Des migrants détenus au Centre de surveillance de l’immigration (CSI) de Laval, tout juste remis d’une éclosion de COVID-19, ont entamé une quatrième grève de la faim pour protester contre les conditions inhumaines dont ils affirment faire l’objet. Une information que nie l’Agence des services frontaliers du Canada (ASFC).

« C’est un espace propice à la propagation du virus et ce n’est qu’une question de temps avant que nous soyons tous contaminés. Ceci est un appel à l’aide », peut-on lire dans une déclaration signée par sept détenus. Elle a été publiée sur les réseaux sociaux de l’organisme Solidarité sans frontières, qui a des contacts étroits avec le groupe depuis le printemps dernier.

Le 15 février, le virus s’est introduit dans l’établissement fédéral, où sont détenues des personnes migrantes dont la validité du statut est remise en question par l’ASFC.
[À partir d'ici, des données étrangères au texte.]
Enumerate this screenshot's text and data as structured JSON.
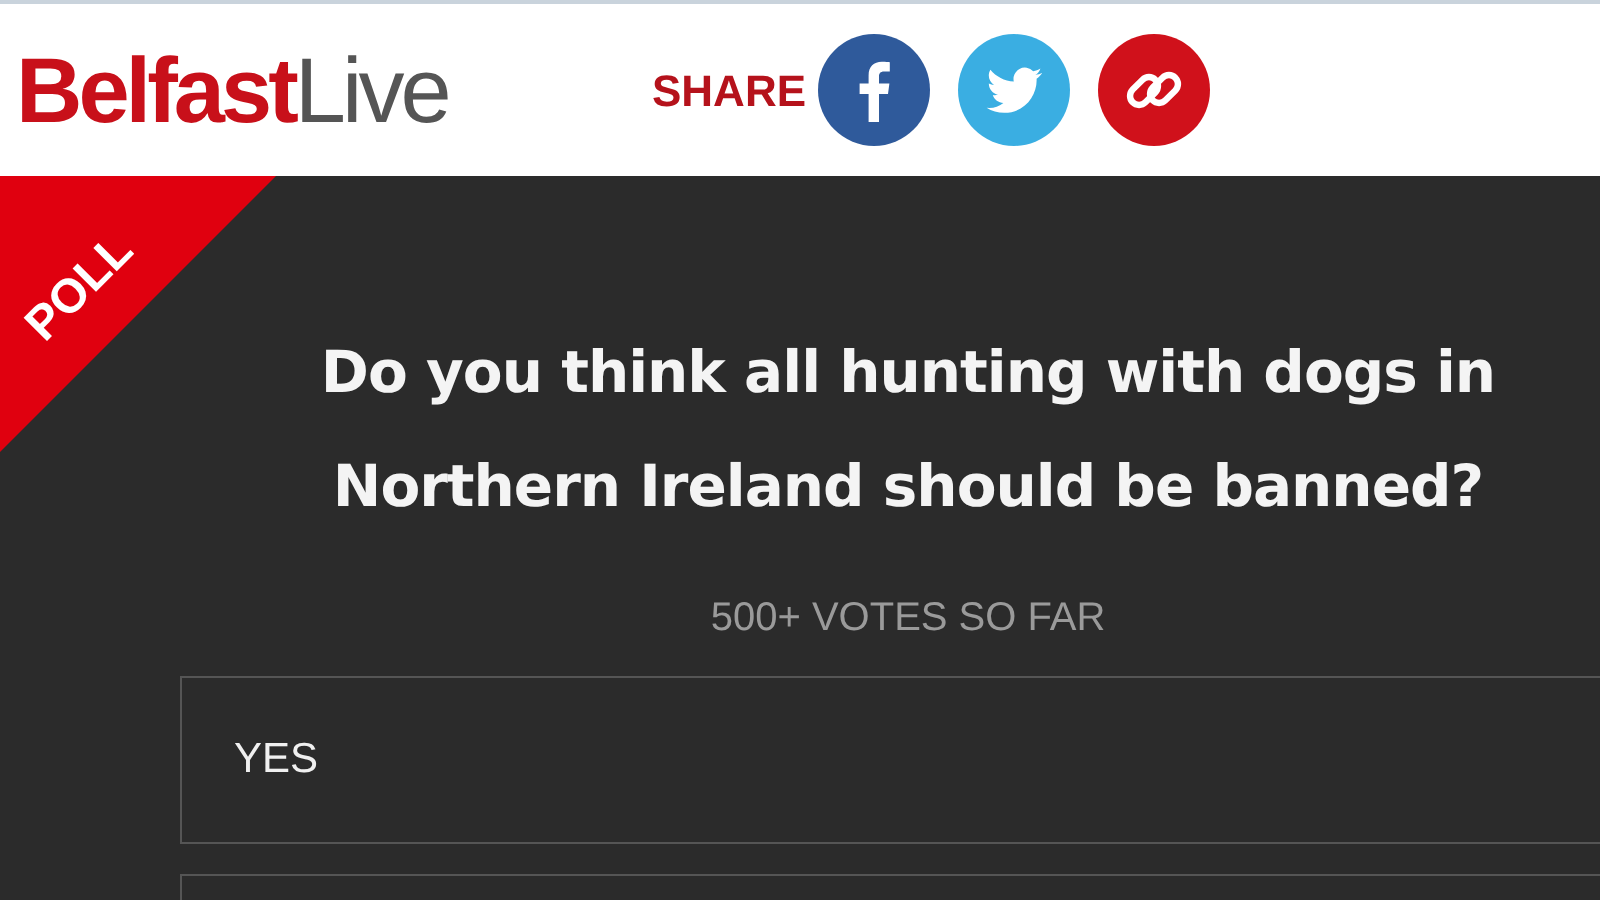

Les 18 détenus – dont 3 ont reçu un test positif à la COVID-19 – ont été placés en confinement solitaire dans leur cellule, « sans aucune assistance psychologique ».

Lorsqu’un détenu se plaignait de douleurs s’apparentant aux symptômes de la COVID-19, on lui donnait simplement du Tylenol, apprend-on dans la déclaration. « Nous souffrons beaucoup. Nous sommes désemparés et avons très peur pour notre santé. »

Le 1er mars, soit une quinzaine de jours après l’apparition du premier cas, le confinement a été levé au CSI de Laval. Mais la peur d’une nouvelle éclosion, elle, est toujours là.

« Nous annonçons que nous avons commencé une grève de la faim à durée indéterminée à partir du 1er mars pour contester le traitement dont nous faisons l’objet », ont déclaré les sept détenus, qui réclament leur libération.

« Je sais qu’ils sont en danger »

Il s’agit de la quatrième grève de la faim au CSI de Laval en moins d’un an, selon Solidarité sans frontières. Abdul* était de la première. Le printemps dernier, ses camarades et lui n’ont pas mangé pendant 10 jours, pour dénoncer l’absence de mesures sanitaires dans l’établissement. « J’ai perdu plus de 10 kilos. Je ne me reconnaissais plus dans la glace, mais il fallait le faire. De nouveaux gardes continuaient d’entrer tous les jours. On voyait la mort cogner à notre porte. »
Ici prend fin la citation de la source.